While the project had the potential to impact clinical policy surrounding the application of CT Scans in Emergency Departments, the weak results suggests that if any excessive expenditure problem exists it is not simple to resolve. At the same time, we have developed methodologies for performing similar studies towards rationalising diagnostic scan expenditure.
Predicting Crime using a Spatial-Demographic Framework
Responding to domestic violence related assaults dominate much of the NSW Police’s resources. We try to understand the relationships that drive social-demographic change and cause the occurrence of crime using a complex modelling framework. The social-demographic-crime network and its inter-dependencies were modelled using a Bayesian vector autoregression model. We built a collaboration with BOCSAR, the crime database of all offences in NSW over the last 20 years, and sourced demographic data for multiple census years. The results of this study will help inform policy decision-making by government and police.
Discharge against medical advice in the Sydney Children's Hospital Network
Patients who discharge against medical advice (DAMA) from hospital carry a significant risk of readmission and have increased rates of morbidity and mortality. Using five years of admissions and diagnosis data, we sought to identify the demographic, clinical and administrative characteristics of DAMA patients in the Sydney Children’s Hospital Network. Using a bayesian logistic regression framework, we found statistically significant predictors of DAMA in a given admission were hospital site, a mental health/behavioural diagnosis, Aboriginality, emergency rather than elective admissions, a gastrointestinal diagnosis and a history of previous DAMA. Identification of these predictors of DAMA provides opportunities for intervention at a practice and policy level in order to prevent adverse outcomes for patients.
Transforming IMPALA: International Migration Law and Policy Assessment Database
The IMPALA database (http://www.impaladatabase.org/) contains migration and citizenship law and policy across countries and through time in a form that allows legislation, policy and some statistical data to be easily compared and measured. With one record for each visa type in each year, thousands of records of content have been entered, mostly manually, into a Qualtrics survey. SIH transformed the unwieldy manually-entered database to improve data exploration.

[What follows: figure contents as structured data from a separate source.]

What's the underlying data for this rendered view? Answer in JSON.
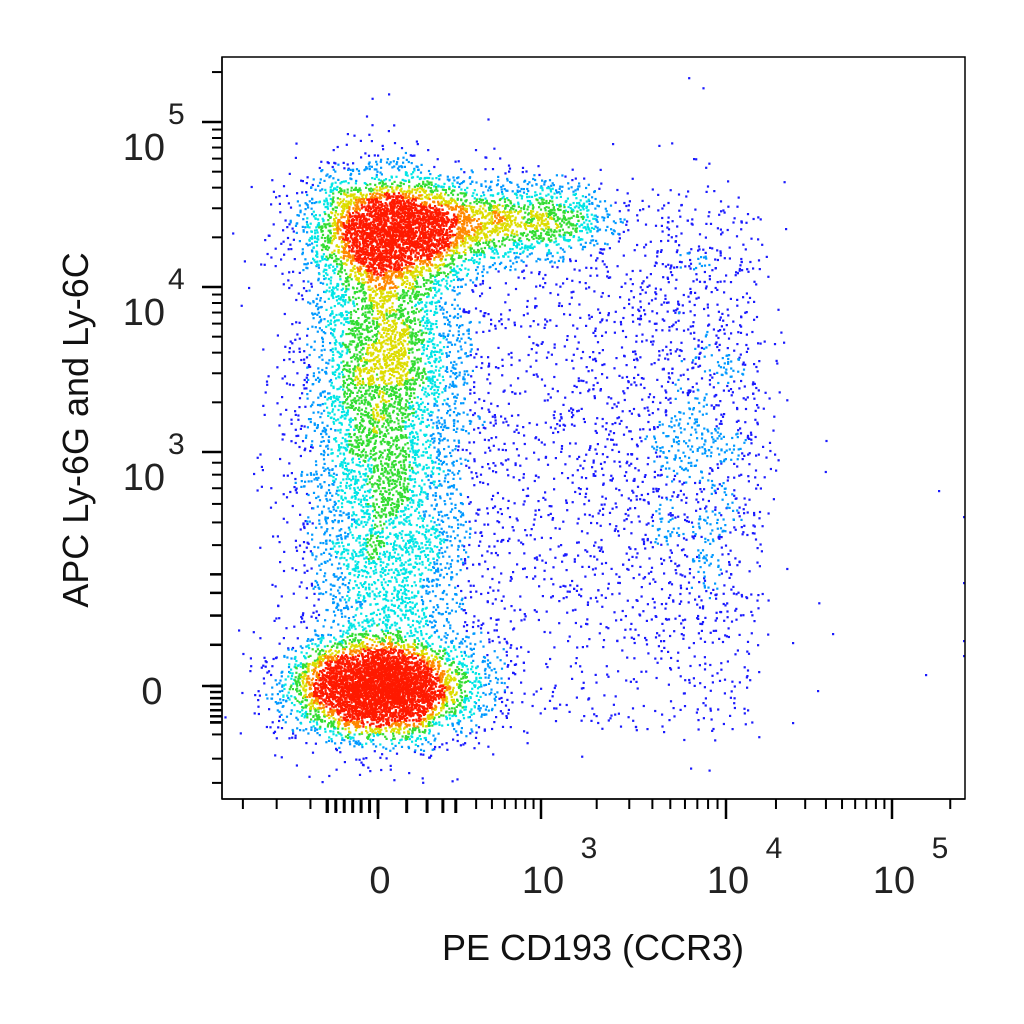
{
  "chart_data": {
    "type": "scatter",
    "subtype": "flow-cytometry-density-dot-plot",
    "title": "",
    "xlabel": "PE CD193 (CCR3)",
    "ylabel": "APC  Ly-6G and Ly-6C",
    "x_scale": "biexponential",
    "y_scale": "biexponential",
    "x_ticks": [
      {
        "value": 0,
        "base": "0",
        "exp": ""
      },
      {
        "value": 1000,
        "base": "10",
        "exp": "3"
      },
      {
        "value": 10000,
        "base": "10",
        "exp": "4"
      },
      {
        "value": 100000,
        "base": "10",
        "exp": "5"
      }
    ],
    "y_ticks": [
      {
        "value": 0,
        "base": "0",
        "exp": ""
      },
      {
        "value": 1000,
        "base": "10",
        "exp": "3"
      },
      {
        "value": 10000,
        "base": "10",
        "exp": "4"
      },
      {
        "value": 100000,
        "base": "10",
        "exp": "5"
      }
    ],
    "xlim": [
      -900,
      230000
    ],
    "ylim": [
      -900,
      230000
    ],
    "grid": false,
    "legend": "none",
    "color_scale": [
      "#1a1aff",
      "#0099ff",
      "#00e5e5",
      "#33dd33",
      "#dddd00",
      "#ff8800",
      "#ff1a00"
    ],
    "populations": [
      {
        "x_center": 10,
        "y_center": 22000,
        "density": "very high"
      },
      {
        "x_center": 10,
        "y_center": 0,
        "density": "very high"
      },
      {
        "x_center": 5000,
        "y_center": 900,
        "density": "low"
      }
    ]
  }
}
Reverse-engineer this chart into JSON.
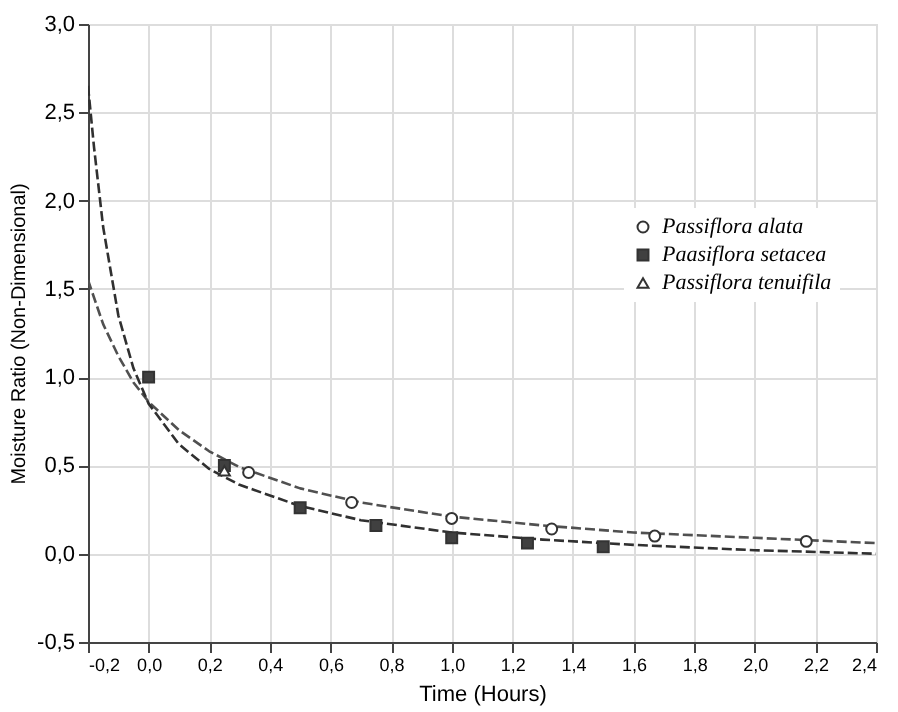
{
  "chart_data": {
    "type": "scatter",
    "xlabel": "Time (Hours)",
    "ylabel": "Moisture Ratio (Non-Dimensional)",
    "xlim": [
      -0.2,
      2.4
    ],
    "ylim": [
      -0.5,
      3.0
    ],
    "xticks": [
      {
        "value": -0.2,
        "label": "-0,2"
      },
      {
        "value": 0,
        "label": "0,0"
      },
      {
        "value": 0.2,
        "label": "0,2"
      },
      {
        "value": 0.4,
        "label": "0,4"
      },
      {
        "value": 0.6,
        "label": "0,6"
      },
      {
        "value": 0.8,
        "label": "0,8"
      },
      {
        "value": 1.0,
        "label": "1,0"
      },
      {
        "value": 1.2,
        "label": "1,2"
      },
      {
        "value": 1.4,
        "label": "1,4"
      },
      {
        "value": 1.6,
        "label": "1,6"
      },
      {
        "value": 1.8,
        "label": "1,8"
      },
      {
        "value": 2.0,
        "label": "2,0"
      },
      {
        "value": 2.2,
        "label": "2,2"
      },
      {
        "value": 2.4,
        "label": "2,4"
      }
    ],
    "yticks": [
      {
        "value": -0.5,
        "label": "-0,5"
      },
      {
        "value": 0,
        "label": "0,0"
      },
      {
        "value": 0.5,
        "label": "0,5"
      },
      {
        "value": 1.0,
        "label": "1,0"
      },
      {
        "value": 1.5,
        "label": "1,5"
      },
      {
        "value": 2.0,
        "label": "2,0"
      },
      {
        "value": 2.5,
        "label": "2,5"
      },
      {
        "value": 3.0,
        "label": "3,0"
      }
    ],
    "grid": true,
    "legend": "right",
    "series": [
      {
        "name": "Passiflora alata",
        "type": "scatter",
        "marker": "circle",
        "color": "#ffffff",
        "x": [
          0.33,
          0.67,
          1.0,
          1.33,
          1.67,
          2.17
        ],
        "values": [
          0.46,
          0.29,
          0.2,
          0.14,
          0.1,
          0.07
        ]
      },
      {
        "name": "Paasiflora setacea",
        "type": "scatter",
        "marker": "square",
        "color": "#404040",
        "x": [
          0.0,
          0.25,
          0.5,
          0.75,
          1.0,
          1.25,
          1.5
        ],
        "values": [
          1.0,
          0.5,
          0.26,
          0.16,
          0.09,
          0.06,
          0.04
        ]
      },
      {
        "name": "Passiflora tenuifila",
        "type": "scatter",
        "marker": "triangle",
        "color": "#ffffff",
        "x": [
          0.25
        ],
        "values": [
          0.47
        ]
      },
      {
        "type": "line",
        "marker": "none",
        "line_style": "dashed",
        "color": "#505050",
        "x": [
          -0.2,
          -0.15,
          -0.1,
          -0.05,
          0,
          0.1,
          0.2,
          0.3,
          0.5,
          0.7,
          1.0,
          1.3,
          1.6,
          2.0,
          2.4
        ],
        "values": [
          1.55,
          1.3,
          1.12,
          0.97,
          0.86,
          0.7,
          0.58,
          0.49,
          0.37,
          0.29,
          0.21,
          0.16,
          0.12,
          0.09,
          0.06
        ]
      },
      {
        "type": "line",
        "marker": "none",
        "line_style": "dashed",
        "color": "#303030",
        "x": [
          -0.2,
          -0.18,
          -0.15,
          -0.1,
          -0.05,
          0,
          0.1,
          0.2,
          0.3,
          0.5,
          0.7,
          1.0,
          1.3,
          1.6,
          2.0,
          2.4
        ],
        "values": [
          2.65,
          2.3,
          1.85,
          1.35,
          1.05,
          0.85,
          0.62,
          0.48,
          0.39,
          0.27,
          0.19,
          0.12,
          0.08,
          0.05,
          0.02,
          0.0
        ]
      }
    ]
  }
}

We wrote software to ingest the Qualtrics responses (https://github.com/Sydney-Informatics-Hub/qualtrics-pandas), and to generate a more usable output with consistent metadata.
Disease spectrum and management of children admitted with acute respiratory infection in Viet Nam
- Nguyen Thi Kim Phuong, Respiratory Department, Da Nang Hospital for Women and Children; Professor Ben Marais, The Children’s Hospital at Westmead Clinical School and Deputy Director, Marie Bashir Institute for Infectious Diseases and Biosecurity
- Faculty of Health Sciences
- Data Science (Dr Maryam Montazerolghaem )
- Description and basic visualization
This study aim to assess the acute respiratory infection (ARI) disease spectrum, duration of hospitalisation and outcome in children hospitalised with an ARI in Viet Nam. The result indicates that acute respiratory infection is a major cause of paediatric hospitalisation in Viet Nam, characterised by prolonged hospitalisation for relatively mild disease. There is huge potential to reduce unnecessary hospital admission and cost.